Ellington had revealed, in earlier testimony, that a total of 115 illegal weapons were seized in the operations, which were aimed at capturing drug kingpin Christopher 'Dudus' Coke.
However, during cross-examination yesterday by head of the Independent Commission of Investigations (INDECOM), Terrence Williams, the retired police chief was confronted with a letter he signed, which asserted that 140 illegal weapons had been seized. The letter - dated June 2012 - was addressed to director of complaints at INDECOM, Paul Dunn.
Before he was directed to the letter, Ellington told the commission - chaired by former chief justice of Barbados, Sir David Simmons - that he could not recall giving that figure "and, if I said so, it would be in error".
Afterwards, Simmons wanted to know how the retired police commissioner "account for the discrepancy".
"The 115 firearms recovered in the operations, that number was arrived at based on the daily count of activities on the ground fed into the headquarters command and control centre and that was what was presented to me as the total number of weapons recovered in the operations," he sought to explain.
"This report, which I signed and sent to Commander Dunn at INDECOM, is a report prepared by [Senior Superintendent] Ezra Stewart [who headed the Bureau of Special Investigations at the time] in which he quotes a figure of 140 and it is a figure he quoted in a previous report which he dated May 25, 2012," Ellington continued.
He admitted that he signed the document "without the detailed evidence to check against" to determine whether the figure of 140 was correct.
"I take full responsibility for signing it," he conceded.
However, he said given the "discrepancy", Stewart should be asked to explain how he arrived at the figure of 140 instead of the 115 contained in the report compiled by the headquarters command and control centre.
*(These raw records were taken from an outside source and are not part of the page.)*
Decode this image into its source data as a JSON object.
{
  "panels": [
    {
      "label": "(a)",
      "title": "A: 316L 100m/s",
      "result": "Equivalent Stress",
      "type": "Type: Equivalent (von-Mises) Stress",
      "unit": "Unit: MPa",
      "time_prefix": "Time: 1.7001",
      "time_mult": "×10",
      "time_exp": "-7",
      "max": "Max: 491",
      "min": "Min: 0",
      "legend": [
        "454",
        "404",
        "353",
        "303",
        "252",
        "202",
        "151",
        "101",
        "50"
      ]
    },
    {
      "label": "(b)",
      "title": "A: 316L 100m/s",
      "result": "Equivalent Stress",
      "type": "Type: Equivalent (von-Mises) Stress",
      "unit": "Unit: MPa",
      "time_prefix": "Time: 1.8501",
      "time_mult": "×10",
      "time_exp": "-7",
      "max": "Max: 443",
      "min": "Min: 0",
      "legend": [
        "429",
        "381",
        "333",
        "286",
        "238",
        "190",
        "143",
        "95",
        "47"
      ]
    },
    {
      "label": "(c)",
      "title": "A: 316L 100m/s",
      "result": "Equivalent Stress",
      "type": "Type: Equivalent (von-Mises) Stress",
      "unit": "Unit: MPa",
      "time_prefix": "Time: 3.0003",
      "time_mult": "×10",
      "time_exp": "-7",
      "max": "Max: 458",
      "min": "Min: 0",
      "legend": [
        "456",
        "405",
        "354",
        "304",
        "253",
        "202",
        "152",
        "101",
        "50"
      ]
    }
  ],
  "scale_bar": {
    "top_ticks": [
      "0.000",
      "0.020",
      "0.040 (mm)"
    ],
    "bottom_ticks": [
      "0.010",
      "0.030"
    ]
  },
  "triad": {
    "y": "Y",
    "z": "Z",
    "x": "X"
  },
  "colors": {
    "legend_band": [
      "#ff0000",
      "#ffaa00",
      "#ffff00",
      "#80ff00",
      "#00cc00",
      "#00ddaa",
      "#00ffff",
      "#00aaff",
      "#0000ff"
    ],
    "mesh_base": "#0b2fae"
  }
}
Stewart is on the list of JCF personnel scheduled to testify before the commission, but the retired police chief downplayed any concerns, saying the "discrepancy" could be explained.
"For me, it is not any big mystery; it can be explained. It may be that he ...," Ellington began to explain, but stopped, saying he did not want to pre-empt Stewart's testimony.
Meanwhile, the former police commissioner said he should be judged by the way the operations in Coke's west Kingston stronghold were planned, executed and monitored.
However, during the cross-examination by Williams - which at times got testy - Ellington insisted that he should not be judged on how the operations were reviewed by persons outside the Jamaica Constabulary Force (JCF).
The commission is probing the conduct of the operations in which more than 70 civilians and one member of the Jamaica Defence Force were killed.
Ellington acknowledged that there were hundreds of complaints about misconduct by members of the JCF, but "flatly" rejected them, saying they were never substantiated.
He will face more questioning when the enquiry continues today.